CORRECT (9/22): UPDATE: Sun Micro's Value Slides On EU Delay
September 25 2009 - 11:08AM
Dow Jones News
Time is not on Oracle Corp.'s (ORCL) side.
The success of Oracle's $7.4 billion acquisition of Sun
Microsystems Inc. (JAVA) rests on the speed with which the European
Commission completes its extended antitrust review of the deal to
combine the hardware and software giants. Growing evidence suggests
that the review is costing Sun business, potentially making it a
much weaker entity when the deal closes.
On Monday, Oracle Chief Executive Larry Ellison said the
antitrust delay is costing Sun $100 million a month, according to
media reports. His comments follow a report from research firm IDC
that among major server suppliers last quarter, Sun saw the largest
revenue drop, resulting in market-share losses.
According to people familiar with Oracle's thinking, the company
expected the commission's ruling would more closely reflect that of
its U.S. counterpart, which quickly approved the deal. The surprise
calls into question some of the rationale Oracle made for its
purchase of Sun when the companies agreed to the deal earlier this
year.
"My suspicion is also that they were perhaps surprised by the
EU's move," said Brent Williams, an analyst at the Benchmark Co. of
the European Union.
Sun did not respond to requests for comment.
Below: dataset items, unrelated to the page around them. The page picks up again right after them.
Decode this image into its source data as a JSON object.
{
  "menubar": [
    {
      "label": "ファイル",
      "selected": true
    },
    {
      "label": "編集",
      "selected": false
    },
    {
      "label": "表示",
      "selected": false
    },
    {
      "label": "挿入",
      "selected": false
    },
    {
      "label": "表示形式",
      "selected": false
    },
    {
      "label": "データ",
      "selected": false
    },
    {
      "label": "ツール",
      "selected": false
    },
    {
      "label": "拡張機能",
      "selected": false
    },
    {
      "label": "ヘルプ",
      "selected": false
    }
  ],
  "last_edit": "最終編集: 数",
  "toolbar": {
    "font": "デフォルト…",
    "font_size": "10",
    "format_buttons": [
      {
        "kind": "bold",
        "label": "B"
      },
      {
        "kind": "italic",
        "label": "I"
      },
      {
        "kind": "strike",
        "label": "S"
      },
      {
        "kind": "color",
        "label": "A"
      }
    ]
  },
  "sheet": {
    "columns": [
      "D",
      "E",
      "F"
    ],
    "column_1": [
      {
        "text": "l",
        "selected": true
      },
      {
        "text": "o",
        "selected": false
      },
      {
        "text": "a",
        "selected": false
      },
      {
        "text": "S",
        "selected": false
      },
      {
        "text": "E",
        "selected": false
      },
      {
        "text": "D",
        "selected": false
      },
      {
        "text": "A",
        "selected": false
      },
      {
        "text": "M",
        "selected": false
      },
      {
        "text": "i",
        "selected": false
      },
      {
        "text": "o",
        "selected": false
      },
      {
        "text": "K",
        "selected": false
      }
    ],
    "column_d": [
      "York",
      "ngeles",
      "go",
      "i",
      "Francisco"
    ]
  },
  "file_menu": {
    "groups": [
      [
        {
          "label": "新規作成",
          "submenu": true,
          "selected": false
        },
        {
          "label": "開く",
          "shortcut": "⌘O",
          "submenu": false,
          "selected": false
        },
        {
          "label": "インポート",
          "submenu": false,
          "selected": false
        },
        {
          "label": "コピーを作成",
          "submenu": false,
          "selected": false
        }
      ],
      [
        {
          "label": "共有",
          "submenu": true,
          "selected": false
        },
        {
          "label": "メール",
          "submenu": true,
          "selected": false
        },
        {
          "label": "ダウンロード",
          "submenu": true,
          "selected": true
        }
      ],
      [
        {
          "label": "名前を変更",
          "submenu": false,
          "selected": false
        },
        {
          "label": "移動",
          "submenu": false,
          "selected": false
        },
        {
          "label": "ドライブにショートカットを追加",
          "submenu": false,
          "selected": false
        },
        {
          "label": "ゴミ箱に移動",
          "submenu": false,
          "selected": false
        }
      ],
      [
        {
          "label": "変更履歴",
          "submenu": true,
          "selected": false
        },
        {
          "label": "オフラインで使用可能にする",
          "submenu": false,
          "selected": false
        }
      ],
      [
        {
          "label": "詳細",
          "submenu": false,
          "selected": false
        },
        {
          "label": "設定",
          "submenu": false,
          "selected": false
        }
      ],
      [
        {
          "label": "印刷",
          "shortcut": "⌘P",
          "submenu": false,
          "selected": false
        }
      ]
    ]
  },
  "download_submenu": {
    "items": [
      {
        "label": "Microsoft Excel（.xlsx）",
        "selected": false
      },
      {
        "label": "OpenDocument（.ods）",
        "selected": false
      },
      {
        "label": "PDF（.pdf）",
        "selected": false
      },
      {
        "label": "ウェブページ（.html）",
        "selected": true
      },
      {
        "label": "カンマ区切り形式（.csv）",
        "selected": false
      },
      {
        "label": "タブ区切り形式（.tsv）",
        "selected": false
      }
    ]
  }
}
Oracle declined to
comment.
While the delay won't have much of an effect on Sun's software
business, its business selling hardware could suffer, Williams
said.
In April, Oracle President Safra Catz highlighted Oracle's
ability to quickly integrate Sun into its existing businesses as
part of the company's rationale for the deal.
"As you know, we have a track record of integrating acquisitions
very rapidly, and this time will be no different," she said in a
conference call discussing the acquisition. "We will combine the
software assets quickly after closing, as we have done with all our
previous acquisitions.
But the delay before the deal's closing is what could hurt
Oracle in this case. In its most recent quarter, Sun's revenue fell
31% to $2.6 billion as the company posted its fourth straight
loss.
Of course, Sun's business could receive a boost when the deal
closes, if customers return to the high-end server maker after the
uncertainty surrounding the deal passes.
Currently, customers have delayed purchases of Sun's equipment
on concerns about what Oracle plans to do with Sun's business
selling high-end servers, according to electronics distributor
Avnet Inc. (AVT.
Executives that manage corporate data centers have been delaying
purchases overall, an Avnet executive said, but the trend has been
more pronounced with Sun equipment.
The downturn, in effect, could give Oracle and Sun more time to
complete the deal, as companies aren't replacing old equipment in
an attempt to cut costs. But the longer the delay, the more
customers may return to the market and purchase equipment from
rivals such as Hewlett-Packard Co. (HPQ) and International Business
Machines Corp. (IBM).
Benchmark's Williams said most corporate data centers have
equipment from Sun as well as its rivals, and lost sales at Sun
could also come from aggressive sales pushes from its competitors
while the Oracle/Sun deal stagnates.
"All of those guys have H-P and IBM (equipment) as well, so
what's undoubtedly happening is that H-P and IBM guys are wading
into the fray," he said.
Oracle shares closed down 16 cents to $21.41 but have risen in
late trading to $21.42. Sun shares closed 5 cents lower at $9.06
and are unchanged in recent trading.